The Federal Reserve does not set this rate by decree. Instead, the Federal Open Market Committee (FOMC) announces a target range — for example, '5.25% to 5.50%' — and then uses open market operations (buying or selling Treasury securities) to steer the actual rate into that range. When the Fed buys securities, it injects reserves into the banking system, pushing the rate down. When it sells securities, it drains reserves, nudging the rate up.
Because the federal funds rate is the baseline cost of short-term borrowing in the United States, it ripples outward through the entire economy. Mortgage rates, car loans, credit card rates, corporate borrowing costs, and even deposit yields at savings accounts all move, with varying lags, in the same direction as Fed rate changes. Equity investors care deeply about the fed funds rate because lower rates reduce the discount rate applied to future corporate earnings, boosting stock valuations, while higher rates have the opposite effect.
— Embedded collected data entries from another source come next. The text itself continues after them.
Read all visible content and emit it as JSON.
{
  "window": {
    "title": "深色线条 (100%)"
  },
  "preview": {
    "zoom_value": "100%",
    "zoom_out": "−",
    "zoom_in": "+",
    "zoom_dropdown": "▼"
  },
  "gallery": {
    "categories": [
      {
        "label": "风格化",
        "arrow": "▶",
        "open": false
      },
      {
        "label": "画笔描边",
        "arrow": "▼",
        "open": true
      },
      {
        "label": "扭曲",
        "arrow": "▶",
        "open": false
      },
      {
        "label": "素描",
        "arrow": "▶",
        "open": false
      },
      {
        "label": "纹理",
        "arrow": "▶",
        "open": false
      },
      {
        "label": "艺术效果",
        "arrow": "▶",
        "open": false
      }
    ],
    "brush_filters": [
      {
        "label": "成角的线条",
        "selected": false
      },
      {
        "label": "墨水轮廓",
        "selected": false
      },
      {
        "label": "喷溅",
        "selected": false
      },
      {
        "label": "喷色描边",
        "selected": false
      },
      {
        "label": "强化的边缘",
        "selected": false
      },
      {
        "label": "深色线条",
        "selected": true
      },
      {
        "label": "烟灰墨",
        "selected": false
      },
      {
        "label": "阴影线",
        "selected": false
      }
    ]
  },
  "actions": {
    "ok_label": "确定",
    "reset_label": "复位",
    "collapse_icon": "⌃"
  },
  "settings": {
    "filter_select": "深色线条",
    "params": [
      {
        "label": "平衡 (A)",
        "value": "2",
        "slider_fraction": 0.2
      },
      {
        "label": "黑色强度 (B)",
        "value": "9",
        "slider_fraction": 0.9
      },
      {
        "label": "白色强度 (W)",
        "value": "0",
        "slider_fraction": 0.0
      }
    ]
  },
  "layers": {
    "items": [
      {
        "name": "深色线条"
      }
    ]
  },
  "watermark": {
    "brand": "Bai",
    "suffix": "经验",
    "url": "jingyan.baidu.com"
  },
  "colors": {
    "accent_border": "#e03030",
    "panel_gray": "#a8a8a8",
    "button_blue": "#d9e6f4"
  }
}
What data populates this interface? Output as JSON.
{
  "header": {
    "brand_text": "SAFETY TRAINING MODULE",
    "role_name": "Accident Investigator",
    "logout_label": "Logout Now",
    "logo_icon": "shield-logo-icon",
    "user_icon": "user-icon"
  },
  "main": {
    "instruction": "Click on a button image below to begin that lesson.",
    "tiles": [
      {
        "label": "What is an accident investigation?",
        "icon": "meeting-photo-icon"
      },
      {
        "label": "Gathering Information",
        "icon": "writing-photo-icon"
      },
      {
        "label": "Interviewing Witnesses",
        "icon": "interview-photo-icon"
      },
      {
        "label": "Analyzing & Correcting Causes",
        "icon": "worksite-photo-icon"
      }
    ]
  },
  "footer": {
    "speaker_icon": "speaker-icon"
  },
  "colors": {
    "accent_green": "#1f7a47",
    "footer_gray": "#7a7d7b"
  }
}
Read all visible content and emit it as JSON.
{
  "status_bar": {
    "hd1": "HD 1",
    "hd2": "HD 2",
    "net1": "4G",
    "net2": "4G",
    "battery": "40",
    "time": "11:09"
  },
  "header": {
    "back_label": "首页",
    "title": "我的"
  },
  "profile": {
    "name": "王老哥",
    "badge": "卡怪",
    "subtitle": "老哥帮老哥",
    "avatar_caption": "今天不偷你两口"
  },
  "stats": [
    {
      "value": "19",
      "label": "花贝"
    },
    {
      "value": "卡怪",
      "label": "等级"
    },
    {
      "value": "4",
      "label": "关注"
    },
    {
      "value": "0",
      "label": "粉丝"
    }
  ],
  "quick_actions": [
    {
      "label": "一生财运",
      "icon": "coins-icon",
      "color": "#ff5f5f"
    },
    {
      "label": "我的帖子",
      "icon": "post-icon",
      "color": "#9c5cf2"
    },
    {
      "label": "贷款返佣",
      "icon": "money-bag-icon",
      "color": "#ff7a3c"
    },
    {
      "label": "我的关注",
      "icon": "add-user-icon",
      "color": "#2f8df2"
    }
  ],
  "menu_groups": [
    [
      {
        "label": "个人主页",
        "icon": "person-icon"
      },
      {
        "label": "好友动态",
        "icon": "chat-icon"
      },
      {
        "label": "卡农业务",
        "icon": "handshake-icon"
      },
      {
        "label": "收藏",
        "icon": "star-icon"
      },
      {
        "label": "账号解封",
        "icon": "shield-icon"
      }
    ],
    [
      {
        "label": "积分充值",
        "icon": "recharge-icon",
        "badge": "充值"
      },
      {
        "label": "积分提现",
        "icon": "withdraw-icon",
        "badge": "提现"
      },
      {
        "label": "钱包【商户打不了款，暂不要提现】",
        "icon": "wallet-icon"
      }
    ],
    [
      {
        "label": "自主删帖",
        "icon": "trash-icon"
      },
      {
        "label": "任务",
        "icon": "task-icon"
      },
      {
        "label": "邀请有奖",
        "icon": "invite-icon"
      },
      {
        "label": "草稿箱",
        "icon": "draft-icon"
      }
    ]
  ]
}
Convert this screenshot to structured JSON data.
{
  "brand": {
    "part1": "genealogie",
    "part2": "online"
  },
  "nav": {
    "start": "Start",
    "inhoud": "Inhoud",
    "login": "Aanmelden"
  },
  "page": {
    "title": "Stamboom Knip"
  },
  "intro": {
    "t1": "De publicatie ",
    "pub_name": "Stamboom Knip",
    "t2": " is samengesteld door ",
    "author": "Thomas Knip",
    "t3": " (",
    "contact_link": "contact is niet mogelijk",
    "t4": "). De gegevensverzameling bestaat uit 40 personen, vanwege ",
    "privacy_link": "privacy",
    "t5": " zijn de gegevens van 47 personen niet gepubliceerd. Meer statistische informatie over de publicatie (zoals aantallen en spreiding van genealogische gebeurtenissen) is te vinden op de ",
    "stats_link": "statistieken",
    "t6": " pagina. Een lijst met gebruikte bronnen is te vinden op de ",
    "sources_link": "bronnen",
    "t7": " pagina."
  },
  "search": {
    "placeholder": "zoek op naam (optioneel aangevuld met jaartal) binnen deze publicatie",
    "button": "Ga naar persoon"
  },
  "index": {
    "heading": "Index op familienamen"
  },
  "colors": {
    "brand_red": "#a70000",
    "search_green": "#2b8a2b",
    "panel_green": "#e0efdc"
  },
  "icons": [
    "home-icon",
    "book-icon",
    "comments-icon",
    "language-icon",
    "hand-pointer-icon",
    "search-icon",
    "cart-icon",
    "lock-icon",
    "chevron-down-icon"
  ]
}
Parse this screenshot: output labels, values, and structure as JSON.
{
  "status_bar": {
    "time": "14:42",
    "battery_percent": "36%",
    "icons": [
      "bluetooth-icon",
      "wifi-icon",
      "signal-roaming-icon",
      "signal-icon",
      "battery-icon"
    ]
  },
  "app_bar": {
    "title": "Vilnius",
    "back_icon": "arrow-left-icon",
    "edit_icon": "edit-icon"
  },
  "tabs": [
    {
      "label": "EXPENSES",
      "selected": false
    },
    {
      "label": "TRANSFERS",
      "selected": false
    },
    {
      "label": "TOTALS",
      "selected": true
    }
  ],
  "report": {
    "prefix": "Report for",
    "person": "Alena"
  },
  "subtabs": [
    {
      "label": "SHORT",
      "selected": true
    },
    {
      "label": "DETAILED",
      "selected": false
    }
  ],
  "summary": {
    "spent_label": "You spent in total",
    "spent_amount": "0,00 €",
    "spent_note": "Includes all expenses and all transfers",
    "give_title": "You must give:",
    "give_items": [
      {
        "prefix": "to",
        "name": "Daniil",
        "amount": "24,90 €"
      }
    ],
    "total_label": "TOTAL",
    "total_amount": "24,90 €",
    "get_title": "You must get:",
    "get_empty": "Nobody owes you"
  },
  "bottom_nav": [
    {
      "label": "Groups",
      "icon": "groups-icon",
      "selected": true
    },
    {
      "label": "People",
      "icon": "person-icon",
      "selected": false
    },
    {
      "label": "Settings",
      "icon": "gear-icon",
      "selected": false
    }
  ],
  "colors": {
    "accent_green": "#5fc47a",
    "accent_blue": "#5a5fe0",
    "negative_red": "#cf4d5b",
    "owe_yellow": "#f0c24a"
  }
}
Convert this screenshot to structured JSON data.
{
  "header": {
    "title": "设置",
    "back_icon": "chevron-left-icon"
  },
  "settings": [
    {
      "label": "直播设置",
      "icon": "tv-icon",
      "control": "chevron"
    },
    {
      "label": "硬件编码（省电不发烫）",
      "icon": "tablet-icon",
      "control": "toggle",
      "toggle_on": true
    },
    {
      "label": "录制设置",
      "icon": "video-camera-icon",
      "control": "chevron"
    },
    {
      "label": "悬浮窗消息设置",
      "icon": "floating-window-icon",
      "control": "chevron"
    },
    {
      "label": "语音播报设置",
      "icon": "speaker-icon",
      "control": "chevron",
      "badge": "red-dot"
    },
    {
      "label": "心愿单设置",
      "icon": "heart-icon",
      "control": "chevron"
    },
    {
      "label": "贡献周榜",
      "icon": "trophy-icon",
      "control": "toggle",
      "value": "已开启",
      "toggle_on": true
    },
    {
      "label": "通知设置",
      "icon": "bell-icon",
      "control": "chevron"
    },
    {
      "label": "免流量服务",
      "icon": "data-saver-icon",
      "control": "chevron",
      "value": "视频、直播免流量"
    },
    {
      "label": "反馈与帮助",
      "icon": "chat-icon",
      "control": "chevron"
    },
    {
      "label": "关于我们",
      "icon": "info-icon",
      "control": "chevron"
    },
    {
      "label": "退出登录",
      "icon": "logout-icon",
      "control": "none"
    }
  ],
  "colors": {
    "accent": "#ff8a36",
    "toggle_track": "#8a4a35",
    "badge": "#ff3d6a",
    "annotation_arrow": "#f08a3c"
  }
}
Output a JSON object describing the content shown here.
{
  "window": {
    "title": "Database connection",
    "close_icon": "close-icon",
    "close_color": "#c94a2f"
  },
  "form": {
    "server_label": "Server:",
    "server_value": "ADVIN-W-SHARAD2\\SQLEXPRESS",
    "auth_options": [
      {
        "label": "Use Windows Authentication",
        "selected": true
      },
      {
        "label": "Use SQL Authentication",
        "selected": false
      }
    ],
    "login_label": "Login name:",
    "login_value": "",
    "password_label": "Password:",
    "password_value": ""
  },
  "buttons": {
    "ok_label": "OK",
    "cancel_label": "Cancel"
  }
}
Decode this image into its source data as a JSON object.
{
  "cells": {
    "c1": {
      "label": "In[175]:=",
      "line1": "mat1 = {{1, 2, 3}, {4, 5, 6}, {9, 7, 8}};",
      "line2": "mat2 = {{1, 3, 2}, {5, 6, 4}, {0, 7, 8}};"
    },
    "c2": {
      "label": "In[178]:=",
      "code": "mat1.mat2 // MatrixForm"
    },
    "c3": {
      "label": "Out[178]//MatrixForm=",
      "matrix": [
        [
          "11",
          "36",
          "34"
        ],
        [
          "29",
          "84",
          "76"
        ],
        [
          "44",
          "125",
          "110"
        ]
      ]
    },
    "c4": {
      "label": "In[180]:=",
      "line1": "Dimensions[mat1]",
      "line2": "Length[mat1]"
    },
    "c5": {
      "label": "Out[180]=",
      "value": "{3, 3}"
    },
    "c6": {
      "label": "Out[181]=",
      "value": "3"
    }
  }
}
Following the 2008 financial crisis, the FOMC cut the fed funds rate to effectively zero (a range of 0%–0.25%) and held it there for seven years. During COVID-19 in March 2020, it was again slashed to zero almost overnight. Beginning in March 2022, the Fed embarked on the most aggressive hiking cycle in four decades, raising rates from near zero to a 23-year high of 5.25%–5.50% by mid-2023 in an effort to tame inflation that had surged above 9%. That cycle dramatically repriced bonds, cooled the housing market, and forced investors to reassess the valuations of high-growth stocks.
A single word or phrase in an FOMC statement — 'patient,' 'data-dependent,' 'restrictive for longer' — can move global markets by billions of dollars in seconds, illustrating just how central this single rate has become to modern finance.